Is it Malcolm Turnbull’s volcanic temperament that has led him into his current predicament? There is historical evidence to suggest so.
Annabel Crabb has already produced perhaps the best study of the man and his character in her Quarterly Essay Stop At Nothing. It provides a colourful and at times incisive analysis of Turnbull’s former life. Of course, there is the obligatory reference to the infamous cat incident, Turnbull’s career as a journalist and lawyer, his period in the republican movement, his wheeling and dealings in the media industries and his audacious branch-stack of the Wentworth electorate to ensure Liberal pre-selection.
Crabb spends several pages on Turnbull’s role in the Spycatcher trial of former MI6 spook Peter Wright. At one point, Turnbull rang British Labour leader Neil Kinnock in an attempt to get him to exert political pressure on the Conservative British Government. "What other conservative leader in the world is on record as having once rung up and bullied the Labour Party to bring down someone on his own side?" she writes. Turnbull’s love of cloak-and-dagger legal skulduggery is apparently long-standing.
But it is Turnbull’s role as a lawyer and litigator for Kerry Packer in the early 1980s that today holds the most interest. Working as in-house counsel for Consolidated Press, he was soon working to defend Packer against the attention of the Costigan Royal Commission. The Costigan Commission had begun as an inquiry into the Painters and Dockers Union, but soon widened into an investigation of organised crime and so-called "bottom of the harbour" tax minimisation schemes.
In 1984, someone leaked sensational details of the investigation to the National Times. The leaked documents implicated a well-known businessman — code-named "The Goanna" by the newspaper’s editors — in a veritable Underbelly of drug running, pornography and even murder. When the story broke, Packer outed himself as the Goanna and strenuously denied the allegations. Turnbull rushed to the defence.

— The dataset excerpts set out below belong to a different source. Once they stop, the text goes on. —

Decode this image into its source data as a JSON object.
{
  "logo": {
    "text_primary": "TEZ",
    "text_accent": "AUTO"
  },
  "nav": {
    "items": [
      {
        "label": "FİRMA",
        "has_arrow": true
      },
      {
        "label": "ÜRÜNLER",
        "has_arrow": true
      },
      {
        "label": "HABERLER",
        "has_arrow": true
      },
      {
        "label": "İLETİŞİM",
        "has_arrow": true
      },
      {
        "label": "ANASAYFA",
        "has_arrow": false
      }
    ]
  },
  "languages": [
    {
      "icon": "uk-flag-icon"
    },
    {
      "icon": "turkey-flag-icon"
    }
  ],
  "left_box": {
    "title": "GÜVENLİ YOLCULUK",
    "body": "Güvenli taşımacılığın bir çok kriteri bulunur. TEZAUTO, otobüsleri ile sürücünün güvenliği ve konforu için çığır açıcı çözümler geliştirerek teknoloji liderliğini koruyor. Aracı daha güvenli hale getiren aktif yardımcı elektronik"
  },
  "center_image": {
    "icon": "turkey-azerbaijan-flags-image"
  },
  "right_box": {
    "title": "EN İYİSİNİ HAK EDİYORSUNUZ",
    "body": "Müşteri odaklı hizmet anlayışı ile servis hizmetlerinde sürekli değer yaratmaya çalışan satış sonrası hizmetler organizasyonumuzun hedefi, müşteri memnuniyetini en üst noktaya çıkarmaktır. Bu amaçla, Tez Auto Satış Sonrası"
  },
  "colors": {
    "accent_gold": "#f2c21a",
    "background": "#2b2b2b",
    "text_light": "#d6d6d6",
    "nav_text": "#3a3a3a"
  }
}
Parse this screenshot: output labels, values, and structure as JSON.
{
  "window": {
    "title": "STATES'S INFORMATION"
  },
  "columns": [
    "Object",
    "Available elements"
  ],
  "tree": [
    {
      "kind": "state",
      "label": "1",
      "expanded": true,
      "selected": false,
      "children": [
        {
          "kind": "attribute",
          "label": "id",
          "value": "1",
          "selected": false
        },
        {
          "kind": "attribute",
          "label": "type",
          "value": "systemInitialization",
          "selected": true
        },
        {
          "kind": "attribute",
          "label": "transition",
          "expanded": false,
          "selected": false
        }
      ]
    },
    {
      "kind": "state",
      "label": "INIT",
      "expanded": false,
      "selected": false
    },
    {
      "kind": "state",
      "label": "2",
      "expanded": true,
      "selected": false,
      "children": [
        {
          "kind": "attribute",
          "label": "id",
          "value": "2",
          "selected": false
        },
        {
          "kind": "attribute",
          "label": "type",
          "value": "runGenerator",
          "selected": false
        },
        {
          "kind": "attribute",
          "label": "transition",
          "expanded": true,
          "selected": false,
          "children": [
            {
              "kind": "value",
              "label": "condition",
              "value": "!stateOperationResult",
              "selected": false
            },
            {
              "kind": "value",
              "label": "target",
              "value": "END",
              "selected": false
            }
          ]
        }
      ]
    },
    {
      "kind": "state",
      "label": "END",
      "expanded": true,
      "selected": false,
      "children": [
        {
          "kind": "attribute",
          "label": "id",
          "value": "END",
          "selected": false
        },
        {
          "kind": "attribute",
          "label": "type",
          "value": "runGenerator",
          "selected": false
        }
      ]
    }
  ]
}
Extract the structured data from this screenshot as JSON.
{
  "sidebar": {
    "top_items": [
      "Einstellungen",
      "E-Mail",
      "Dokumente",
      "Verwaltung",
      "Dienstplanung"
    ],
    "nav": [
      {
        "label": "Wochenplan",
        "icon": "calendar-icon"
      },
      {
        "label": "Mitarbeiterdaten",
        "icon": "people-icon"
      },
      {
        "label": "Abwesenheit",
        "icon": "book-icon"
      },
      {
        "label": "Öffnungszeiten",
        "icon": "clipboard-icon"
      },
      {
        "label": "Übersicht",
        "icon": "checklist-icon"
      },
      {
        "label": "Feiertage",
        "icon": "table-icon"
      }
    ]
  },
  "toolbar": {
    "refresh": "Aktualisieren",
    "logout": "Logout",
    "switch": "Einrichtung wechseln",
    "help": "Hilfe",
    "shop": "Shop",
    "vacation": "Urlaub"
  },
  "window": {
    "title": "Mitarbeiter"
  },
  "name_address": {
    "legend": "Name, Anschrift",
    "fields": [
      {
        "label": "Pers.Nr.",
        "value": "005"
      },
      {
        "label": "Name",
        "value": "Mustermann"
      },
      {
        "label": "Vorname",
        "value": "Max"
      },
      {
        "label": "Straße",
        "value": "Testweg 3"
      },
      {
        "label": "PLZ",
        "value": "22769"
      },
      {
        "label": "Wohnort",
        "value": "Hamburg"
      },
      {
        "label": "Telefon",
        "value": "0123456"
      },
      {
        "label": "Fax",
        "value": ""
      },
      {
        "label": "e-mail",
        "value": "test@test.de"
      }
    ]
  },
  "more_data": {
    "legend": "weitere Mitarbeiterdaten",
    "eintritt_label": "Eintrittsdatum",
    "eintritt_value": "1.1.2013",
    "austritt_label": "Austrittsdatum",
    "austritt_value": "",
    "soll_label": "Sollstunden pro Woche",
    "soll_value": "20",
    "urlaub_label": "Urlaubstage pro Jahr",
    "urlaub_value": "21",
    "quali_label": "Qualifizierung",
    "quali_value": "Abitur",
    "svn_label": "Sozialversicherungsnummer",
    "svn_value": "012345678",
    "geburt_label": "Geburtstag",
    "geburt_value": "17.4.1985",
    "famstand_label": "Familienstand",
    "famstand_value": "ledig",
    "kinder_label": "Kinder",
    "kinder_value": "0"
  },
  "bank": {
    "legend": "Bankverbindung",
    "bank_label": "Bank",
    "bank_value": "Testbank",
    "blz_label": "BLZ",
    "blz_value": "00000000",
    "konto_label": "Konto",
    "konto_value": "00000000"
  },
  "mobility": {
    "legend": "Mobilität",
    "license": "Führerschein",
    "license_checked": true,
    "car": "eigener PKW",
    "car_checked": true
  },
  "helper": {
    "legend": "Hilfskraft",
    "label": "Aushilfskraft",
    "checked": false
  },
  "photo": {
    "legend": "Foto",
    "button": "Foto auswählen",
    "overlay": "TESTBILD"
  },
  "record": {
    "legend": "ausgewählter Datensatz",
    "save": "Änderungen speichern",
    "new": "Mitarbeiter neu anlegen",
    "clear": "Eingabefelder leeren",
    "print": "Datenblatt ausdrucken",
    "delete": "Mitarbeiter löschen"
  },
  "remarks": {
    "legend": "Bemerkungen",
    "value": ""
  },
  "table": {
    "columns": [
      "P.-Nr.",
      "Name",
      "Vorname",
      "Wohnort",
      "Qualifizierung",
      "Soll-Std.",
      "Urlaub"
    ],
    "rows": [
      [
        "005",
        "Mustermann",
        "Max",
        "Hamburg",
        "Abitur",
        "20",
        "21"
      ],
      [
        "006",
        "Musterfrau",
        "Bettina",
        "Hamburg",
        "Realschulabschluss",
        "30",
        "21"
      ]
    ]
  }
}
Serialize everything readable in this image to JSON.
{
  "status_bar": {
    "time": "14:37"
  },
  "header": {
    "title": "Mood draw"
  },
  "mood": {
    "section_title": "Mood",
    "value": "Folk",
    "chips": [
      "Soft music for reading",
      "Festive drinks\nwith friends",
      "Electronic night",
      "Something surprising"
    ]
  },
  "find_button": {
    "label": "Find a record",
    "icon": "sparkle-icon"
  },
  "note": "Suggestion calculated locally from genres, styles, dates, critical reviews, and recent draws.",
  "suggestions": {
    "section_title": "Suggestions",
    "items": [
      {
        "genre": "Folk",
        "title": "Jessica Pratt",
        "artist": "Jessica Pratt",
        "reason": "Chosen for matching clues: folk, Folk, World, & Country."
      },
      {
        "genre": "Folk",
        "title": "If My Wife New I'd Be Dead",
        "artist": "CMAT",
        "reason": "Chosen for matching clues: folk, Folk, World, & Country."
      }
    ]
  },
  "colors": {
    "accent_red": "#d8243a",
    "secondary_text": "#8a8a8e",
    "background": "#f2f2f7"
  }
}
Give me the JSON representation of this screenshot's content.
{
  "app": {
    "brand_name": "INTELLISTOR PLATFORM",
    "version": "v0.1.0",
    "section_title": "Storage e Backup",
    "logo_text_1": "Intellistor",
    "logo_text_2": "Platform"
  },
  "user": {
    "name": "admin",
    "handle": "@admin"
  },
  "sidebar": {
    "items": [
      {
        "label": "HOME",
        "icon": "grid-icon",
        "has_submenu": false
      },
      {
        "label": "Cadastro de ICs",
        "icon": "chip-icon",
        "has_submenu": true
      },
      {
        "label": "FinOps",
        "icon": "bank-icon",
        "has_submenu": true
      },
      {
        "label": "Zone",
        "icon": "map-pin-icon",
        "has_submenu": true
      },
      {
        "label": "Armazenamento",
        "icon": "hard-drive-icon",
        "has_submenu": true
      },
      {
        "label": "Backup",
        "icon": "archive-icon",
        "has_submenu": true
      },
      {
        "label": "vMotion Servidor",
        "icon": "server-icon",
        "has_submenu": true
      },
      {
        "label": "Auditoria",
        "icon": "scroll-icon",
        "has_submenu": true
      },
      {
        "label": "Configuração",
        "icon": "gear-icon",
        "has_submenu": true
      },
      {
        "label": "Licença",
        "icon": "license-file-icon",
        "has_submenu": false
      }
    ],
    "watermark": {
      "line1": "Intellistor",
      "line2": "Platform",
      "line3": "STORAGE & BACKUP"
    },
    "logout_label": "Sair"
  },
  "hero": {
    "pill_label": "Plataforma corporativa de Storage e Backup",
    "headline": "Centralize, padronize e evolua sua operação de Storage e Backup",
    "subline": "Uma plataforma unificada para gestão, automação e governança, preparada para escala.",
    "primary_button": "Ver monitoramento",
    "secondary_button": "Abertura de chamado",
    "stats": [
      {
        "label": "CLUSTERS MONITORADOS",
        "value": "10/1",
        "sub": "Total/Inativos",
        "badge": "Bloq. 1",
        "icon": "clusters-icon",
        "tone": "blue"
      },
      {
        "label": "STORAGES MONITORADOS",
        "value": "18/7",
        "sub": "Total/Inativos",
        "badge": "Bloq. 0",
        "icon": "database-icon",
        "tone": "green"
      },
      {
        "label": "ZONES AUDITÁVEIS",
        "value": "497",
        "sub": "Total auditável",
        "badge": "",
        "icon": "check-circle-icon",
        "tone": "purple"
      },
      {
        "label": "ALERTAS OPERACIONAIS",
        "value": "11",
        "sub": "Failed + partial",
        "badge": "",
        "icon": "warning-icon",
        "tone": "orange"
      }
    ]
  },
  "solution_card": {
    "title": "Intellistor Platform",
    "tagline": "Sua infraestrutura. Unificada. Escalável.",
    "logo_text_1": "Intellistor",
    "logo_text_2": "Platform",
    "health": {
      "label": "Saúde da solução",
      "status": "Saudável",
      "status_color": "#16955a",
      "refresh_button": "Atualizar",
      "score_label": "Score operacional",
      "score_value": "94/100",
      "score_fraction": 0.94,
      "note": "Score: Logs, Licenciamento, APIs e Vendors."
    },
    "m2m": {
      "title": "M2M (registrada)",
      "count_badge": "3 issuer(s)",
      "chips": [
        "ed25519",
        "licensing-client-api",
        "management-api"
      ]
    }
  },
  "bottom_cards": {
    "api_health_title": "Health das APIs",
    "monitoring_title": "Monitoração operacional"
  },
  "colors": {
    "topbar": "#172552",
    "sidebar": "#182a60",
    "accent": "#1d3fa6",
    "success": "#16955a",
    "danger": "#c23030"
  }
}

"Tackling Costigan by conventional means was futile and I persuaded Packer to counter-attack with a violent public attack on Costigan," Turnbull wrote in his book The Spycatcher Trial.
Not content with attacking Costigan, who enjoyed legal immunity as the Royal Commissioner, Packer then instructed Turnbull to commence proceedings against the counsel assisting Costigan, Douglas Meagher QC.
Just like the current controversy, Turnbull then made a public accusation he couldn’t support. In a blizzard of media attention, he claimed he had "significant evidence" that Meagher had in fact leaked the documents implicating Packer. According to Crabb, this is because Turnbull was in possession of surveillance evidence from an Australian Federal Police informant that Meagher had a secret meeting with the National Times journalists Brian Toohey and Wendy Bacon.
When newmatilda.com reached Douglas Meagher QC yesterday he was not prepared to go on the record to speak about the case although he clearly bears no ill-will towards Turnbull. But the damning judgement of the presiding judge, Justice Hunt, is on the public record. In it, Hunt specifically singled out Turnbull for scathing criticism.
Justice Hunt recorded that the proceedings against Meagher were an abuse of process and that Turnbull had "poisoned the well of justice" by issuing a media release which directly accused Meagher. In light of contemporary events, it’s worth quoting from Hunt’s judgement at length:
"The strongest possible inference from the press statement issued by Mr Turnbull … is that his dominant motive in commencing the proceedings was to enable him to investigate the conduct of the Royal Commissions conducted by Mr Costigan, whom the defendant had been appointed to assist … all of these matters lead me to infer that the plaintiff [Packer] never did have a case against the defendant in relation to the allegation … there may indeed have been a vindictive desire on the part of the plaintiff to make the defendant as uncomfortable as possible, for as long as possible, by having these proceedings hanging over his head in order to punish him for his part in assisting in the compilation of the report of the Royal Commission."
Crabb sums up the Packer versus Meagher case by concluding that "violent tactical methods are not just something to which Turnbull will contemplate turning if sufficiently provoked".
"It’s not enough to say that Turnbull is prepared to play hard-ball," she writes. "He prefers to play hard-ball — that’s the point. It is impossible to rid oneself entirely of the suspicion that Turnbull enjoys the intrigue."
One thing’s for sure: Turnbull is now in the fight of his political life. But anyone who thinks he’ll back down knows little about his history or reputation.
That Turnbull has form in such questionable tactics plays perfectly into the kind of personal attacks that Labor’s strategists have been carefully preparing. On the positive side — if there is a positive side for the Opposition — if anyone can tough this out, it’s Malcolm Turnbull.